Thu.2 10:45–12:00 | H 0105 | BIG
.

Nonconvex Optimization in Machine Learning (1/2)

Chair: Ethan Fang Organizer: Ethan Fang
10:45

Yuxin Chen

Noisy Matrix Completion: Bridging Convex and Nonconvex Optimization

This talk is about noisy matrix completion. Arguably one of the most popular paradigms is convex relaxation, which achieves remarkable efficacy in practice. However, the theoretical support of this approach is still far from optimal. We make progress towards demystifying the practical efficacy of convex relaxation vis-à-vis random noise.

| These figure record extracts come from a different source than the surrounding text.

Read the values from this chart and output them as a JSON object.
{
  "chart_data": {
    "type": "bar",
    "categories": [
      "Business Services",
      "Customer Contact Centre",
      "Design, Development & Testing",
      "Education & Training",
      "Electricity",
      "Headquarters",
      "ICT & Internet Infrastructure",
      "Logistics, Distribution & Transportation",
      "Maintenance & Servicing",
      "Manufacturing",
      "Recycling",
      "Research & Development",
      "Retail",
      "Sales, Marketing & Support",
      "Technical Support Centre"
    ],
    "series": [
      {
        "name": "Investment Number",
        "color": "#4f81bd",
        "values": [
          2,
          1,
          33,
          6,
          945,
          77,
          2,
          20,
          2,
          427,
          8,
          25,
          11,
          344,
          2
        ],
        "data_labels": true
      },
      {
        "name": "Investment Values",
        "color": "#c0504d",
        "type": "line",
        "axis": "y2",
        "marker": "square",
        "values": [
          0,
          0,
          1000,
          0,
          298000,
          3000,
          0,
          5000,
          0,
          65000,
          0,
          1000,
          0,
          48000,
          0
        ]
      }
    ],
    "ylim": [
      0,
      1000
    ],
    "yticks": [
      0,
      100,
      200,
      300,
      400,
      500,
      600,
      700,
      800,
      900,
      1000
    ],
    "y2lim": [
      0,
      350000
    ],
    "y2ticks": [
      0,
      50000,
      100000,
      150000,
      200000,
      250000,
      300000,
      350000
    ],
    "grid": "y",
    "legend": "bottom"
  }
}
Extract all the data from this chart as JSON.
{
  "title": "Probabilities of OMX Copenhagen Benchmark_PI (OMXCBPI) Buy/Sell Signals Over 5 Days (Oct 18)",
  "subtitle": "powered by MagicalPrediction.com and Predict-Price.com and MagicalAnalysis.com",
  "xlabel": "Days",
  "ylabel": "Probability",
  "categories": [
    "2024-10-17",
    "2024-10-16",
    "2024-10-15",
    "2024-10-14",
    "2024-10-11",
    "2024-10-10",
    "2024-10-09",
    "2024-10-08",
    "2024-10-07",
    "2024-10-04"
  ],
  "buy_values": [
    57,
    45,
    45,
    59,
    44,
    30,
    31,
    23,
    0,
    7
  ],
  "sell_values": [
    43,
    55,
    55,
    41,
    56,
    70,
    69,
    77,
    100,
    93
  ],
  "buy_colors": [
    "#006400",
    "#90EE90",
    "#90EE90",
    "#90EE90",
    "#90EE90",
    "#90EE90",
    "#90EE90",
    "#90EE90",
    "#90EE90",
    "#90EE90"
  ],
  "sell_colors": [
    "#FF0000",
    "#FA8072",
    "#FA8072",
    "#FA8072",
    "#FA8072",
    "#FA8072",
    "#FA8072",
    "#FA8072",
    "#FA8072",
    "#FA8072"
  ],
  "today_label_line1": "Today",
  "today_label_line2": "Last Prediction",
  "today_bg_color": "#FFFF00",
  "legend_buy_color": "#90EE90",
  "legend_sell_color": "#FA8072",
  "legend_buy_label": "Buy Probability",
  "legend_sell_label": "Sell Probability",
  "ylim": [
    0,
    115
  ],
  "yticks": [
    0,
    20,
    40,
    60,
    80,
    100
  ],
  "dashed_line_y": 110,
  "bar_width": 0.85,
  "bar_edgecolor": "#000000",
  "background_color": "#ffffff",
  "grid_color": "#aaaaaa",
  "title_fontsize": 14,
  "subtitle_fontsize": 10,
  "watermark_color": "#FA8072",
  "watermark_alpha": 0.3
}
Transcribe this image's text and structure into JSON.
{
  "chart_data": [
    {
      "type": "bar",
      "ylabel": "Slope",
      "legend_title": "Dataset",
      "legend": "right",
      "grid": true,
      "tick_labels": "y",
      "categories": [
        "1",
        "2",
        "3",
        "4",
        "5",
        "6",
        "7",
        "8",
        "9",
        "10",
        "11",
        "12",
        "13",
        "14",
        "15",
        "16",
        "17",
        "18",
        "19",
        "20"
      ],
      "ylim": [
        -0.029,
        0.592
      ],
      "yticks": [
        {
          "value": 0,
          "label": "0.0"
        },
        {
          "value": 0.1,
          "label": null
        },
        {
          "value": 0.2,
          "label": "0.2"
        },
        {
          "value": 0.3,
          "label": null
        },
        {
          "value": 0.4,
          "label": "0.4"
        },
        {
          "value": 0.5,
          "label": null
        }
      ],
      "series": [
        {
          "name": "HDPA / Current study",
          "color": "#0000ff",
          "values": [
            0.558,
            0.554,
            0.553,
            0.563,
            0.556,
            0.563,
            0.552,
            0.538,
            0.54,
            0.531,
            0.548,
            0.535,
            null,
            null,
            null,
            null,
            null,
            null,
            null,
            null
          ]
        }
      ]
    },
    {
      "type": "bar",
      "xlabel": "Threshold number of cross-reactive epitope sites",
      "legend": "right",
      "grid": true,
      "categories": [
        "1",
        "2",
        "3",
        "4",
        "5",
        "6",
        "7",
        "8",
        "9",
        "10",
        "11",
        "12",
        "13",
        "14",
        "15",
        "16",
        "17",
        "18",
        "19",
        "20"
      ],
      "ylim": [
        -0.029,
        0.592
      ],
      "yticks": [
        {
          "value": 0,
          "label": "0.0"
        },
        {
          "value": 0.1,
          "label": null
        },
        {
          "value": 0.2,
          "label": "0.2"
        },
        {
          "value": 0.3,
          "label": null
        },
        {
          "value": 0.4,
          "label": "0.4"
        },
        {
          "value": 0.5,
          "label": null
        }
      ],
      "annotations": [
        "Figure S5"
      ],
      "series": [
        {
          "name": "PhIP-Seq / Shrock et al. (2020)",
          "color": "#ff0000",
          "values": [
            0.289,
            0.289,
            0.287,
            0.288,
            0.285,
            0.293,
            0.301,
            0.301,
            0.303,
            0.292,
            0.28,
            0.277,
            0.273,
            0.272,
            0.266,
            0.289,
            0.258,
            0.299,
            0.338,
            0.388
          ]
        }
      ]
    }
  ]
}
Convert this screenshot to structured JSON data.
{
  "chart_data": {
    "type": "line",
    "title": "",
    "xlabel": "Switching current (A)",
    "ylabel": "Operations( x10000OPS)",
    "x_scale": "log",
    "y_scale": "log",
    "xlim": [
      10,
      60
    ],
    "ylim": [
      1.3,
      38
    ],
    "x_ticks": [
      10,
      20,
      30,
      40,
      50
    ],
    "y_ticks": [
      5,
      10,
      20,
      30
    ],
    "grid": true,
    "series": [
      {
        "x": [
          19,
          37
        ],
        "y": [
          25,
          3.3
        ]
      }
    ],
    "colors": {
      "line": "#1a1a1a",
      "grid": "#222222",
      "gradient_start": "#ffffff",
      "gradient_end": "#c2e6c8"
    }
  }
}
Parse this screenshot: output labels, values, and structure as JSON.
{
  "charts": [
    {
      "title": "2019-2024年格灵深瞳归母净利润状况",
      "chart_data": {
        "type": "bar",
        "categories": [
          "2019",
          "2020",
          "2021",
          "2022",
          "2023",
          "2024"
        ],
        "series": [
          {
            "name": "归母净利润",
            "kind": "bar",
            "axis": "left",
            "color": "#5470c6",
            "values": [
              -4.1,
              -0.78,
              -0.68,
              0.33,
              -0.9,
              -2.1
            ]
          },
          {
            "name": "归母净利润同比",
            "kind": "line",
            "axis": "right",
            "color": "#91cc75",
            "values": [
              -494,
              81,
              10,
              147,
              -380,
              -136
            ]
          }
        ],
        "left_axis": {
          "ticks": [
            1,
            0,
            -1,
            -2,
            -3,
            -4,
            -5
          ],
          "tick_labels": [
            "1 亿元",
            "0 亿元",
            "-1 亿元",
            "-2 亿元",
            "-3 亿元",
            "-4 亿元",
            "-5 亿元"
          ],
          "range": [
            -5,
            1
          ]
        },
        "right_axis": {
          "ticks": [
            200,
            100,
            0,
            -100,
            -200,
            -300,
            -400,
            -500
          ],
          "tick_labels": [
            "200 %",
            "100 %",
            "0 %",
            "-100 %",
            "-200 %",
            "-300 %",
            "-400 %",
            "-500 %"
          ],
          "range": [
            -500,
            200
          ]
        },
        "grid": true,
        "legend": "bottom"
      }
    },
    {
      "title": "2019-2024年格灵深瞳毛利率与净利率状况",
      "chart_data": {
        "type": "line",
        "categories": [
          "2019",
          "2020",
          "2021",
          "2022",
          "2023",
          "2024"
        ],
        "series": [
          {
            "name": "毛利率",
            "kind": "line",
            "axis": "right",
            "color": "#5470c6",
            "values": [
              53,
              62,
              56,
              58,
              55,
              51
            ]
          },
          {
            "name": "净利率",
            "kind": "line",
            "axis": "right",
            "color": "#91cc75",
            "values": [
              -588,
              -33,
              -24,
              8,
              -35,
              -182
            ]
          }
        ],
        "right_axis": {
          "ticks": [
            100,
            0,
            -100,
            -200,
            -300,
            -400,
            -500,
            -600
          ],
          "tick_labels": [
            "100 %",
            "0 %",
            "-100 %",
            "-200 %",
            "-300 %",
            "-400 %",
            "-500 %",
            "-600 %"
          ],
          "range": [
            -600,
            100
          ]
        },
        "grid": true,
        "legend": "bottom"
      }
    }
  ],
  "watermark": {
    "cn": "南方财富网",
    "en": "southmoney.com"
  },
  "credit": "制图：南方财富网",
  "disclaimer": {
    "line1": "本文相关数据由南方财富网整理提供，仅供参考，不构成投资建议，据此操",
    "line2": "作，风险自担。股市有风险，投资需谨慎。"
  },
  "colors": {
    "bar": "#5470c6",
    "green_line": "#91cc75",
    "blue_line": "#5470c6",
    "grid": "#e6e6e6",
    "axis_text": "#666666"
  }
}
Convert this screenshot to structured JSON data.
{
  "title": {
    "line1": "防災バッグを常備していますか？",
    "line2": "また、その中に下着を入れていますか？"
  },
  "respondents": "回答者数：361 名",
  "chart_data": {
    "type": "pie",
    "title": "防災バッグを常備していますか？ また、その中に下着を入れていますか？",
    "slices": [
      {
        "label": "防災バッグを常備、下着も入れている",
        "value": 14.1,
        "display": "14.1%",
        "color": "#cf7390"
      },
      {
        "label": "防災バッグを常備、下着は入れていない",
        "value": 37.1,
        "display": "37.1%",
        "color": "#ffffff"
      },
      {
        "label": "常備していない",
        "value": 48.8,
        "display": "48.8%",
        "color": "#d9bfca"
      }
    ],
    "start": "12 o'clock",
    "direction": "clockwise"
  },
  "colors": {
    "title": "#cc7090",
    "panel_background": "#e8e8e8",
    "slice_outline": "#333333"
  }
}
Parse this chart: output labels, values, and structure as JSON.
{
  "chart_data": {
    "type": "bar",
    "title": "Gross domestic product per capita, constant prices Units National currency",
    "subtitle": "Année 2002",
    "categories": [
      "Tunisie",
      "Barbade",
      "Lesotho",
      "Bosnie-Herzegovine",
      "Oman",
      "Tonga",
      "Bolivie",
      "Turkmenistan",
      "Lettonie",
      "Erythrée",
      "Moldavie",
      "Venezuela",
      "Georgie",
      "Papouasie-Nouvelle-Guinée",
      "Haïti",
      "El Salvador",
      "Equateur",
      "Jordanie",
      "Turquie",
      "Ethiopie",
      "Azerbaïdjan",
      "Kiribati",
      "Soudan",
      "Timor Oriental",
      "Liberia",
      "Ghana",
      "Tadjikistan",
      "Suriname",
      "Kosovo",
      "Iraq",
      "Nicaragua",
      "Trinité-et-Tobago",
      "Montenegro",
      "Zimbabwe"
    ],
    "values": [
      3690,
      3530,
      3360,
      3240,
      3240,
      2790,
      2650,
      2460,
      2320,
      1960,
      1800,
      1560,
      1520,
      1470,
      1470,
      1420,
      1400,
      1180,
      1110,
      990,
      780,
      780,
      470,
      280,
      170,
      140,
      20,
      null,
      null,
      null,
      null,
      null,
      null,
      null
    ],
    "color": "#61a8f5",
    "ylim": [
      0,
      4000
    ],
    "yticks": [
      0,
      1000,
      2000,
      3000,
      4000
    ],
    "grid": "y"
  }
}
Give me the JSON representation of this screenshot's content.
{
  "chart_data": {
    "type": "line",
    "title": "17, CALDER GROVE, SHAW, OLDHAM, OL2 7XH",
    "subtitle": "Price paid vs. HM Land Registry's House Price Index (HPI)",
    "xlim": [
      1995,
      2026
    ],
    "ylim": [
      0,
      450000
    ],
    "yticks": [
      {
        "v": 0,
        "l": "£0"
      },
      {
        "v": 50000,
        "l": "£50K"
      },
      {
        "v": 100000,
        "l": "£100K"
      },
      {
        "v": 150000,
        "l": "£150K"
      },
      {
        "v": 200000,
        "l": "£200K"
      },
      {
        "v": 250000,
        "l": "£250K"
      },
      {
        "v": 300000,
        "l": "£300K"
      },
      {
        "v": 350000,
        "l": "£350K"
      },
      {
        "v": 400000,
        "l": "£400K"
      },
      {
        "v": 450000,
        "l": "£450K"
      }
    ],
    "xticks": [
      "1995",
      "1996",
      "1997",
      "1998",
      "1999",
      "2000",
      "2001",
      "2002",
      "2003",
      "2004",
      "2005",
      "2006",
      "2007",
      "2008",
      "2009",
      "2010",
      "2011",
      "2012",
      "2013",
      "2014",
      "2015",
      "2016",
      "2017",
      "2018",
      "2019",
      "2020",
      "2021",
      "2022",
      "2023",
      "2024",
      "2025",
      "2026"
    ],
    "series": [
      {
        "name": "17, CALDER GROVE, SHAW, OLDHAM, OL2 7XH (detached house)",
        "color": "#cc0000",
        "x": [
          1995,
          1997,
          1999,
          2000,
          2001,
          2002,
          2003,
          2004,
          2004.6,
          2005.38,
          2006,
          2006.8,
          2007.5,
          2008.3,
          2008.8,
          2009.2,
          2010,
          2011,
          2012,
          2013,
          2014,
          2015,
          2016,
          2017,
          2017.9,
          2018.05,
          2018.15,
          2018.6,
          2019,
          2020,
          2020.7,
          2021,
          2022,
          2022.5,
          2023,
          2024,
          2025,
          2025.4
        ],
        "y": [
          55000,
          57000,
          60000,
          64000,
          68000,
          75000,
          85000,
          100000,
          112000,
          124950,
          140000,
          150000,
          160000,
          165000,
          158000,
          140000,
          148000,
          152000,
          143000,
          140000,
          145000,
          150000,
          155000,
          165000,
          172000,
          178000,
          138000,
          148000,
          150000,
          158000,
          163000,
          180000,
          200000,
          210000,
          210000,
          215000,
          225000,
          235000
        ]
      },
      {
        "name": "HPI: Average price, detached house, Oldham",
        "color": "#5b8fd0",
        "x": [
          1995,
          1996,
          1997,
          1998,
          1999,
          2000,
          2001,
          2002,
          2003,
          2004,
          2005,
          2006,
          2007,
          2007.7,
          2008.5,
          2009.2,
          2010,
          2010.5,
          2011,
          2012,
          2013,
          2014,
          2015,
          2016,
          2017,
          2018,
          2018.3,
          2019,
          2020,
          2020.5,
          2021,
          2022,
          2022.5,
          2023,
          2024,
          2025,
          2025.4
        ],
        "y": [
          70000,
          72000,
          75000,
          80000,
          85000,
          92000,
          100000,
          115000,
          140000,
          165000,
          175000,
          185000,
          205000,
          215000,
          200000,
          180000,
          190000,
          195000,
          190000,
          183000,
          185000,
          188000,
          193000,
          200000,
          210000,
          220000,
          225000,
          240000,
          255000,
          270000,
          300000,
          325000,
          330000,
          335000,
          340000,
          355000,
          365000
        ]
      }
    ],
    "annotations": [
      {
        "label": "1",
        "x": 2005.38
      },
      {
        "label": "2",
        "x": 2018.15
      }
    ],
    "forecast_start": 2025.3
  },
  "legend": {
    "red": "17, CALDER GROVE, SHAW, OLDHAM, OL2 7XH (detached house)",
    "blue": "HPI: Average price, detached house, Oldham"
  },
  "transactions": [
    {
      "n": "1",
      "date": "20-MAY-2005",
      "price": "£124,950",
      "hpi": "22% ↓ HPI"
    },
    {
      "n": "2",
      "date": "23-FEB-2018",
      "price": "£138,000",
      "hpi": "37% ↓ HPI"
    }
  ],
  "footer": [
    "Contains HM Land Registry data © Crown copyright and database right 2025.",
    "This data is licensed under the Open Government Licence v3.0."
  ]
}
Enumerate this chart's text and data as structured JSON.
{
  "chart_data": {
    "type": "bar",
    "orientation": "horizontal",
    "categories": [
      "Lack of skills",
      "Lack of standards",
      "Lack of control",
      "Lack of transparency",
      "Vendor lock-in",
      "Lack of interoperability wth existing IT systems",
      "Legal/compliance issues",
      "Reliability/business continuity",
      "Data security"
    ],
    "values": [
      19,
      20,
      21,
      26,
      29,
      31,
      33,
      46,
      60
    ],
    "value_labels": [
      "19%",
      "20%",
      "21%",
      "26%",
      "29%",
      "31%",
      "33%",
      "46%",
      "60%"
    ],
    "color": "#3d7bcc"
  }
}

When the rank of the matrix is O(1), we demonstrate that convex programming achieves near-optimal estimation errors. All of this is enabled by bridging convex relaxation with nonconvex optimization, a seemingly distinct algorithm that is robust against noise.

11:10

Zhuoran Yang

Variational Transport: A Convergent Particle-Based Algorithm for Distributional Optimization

We consider the problem of minimizing a functional defined over a family of probability distributions, where the functional is assumed to have a variational form. For this problem, we propose the variational transport algorithm, which approximately performs functional gradient descent over the manifold of probability distributions via iteratively pushing a set of particles. By characterizing both the statistical error of estimating the functional gradient and the progress of optimization algorithm, we show that the proposed algorithm enjoys global convergence with high probability.

11:35

Alfonso Lobos

joint work with Paul Grigas, Nathan Vermeersch

Stochastic In-Face Frank-Wolfe Methods for Non-Convex Optimization and Sparse Neural Network Training

The Frank-Wolfe (FW) method and its extensions are well-suited for delivering solutions with desirable structural properties, such as sparsity or low-rank structure. We adapt the methodology of in-face directions within the FW method to the setting of non-convex optimization. We are particularly motivated by the application of stochastic versions of FW and the extensions mentioned above to the training of neural networks with sparse and/or low-rank properties. We develop theoretical computational guarantees, and we complement these results with extensive numerical experiments.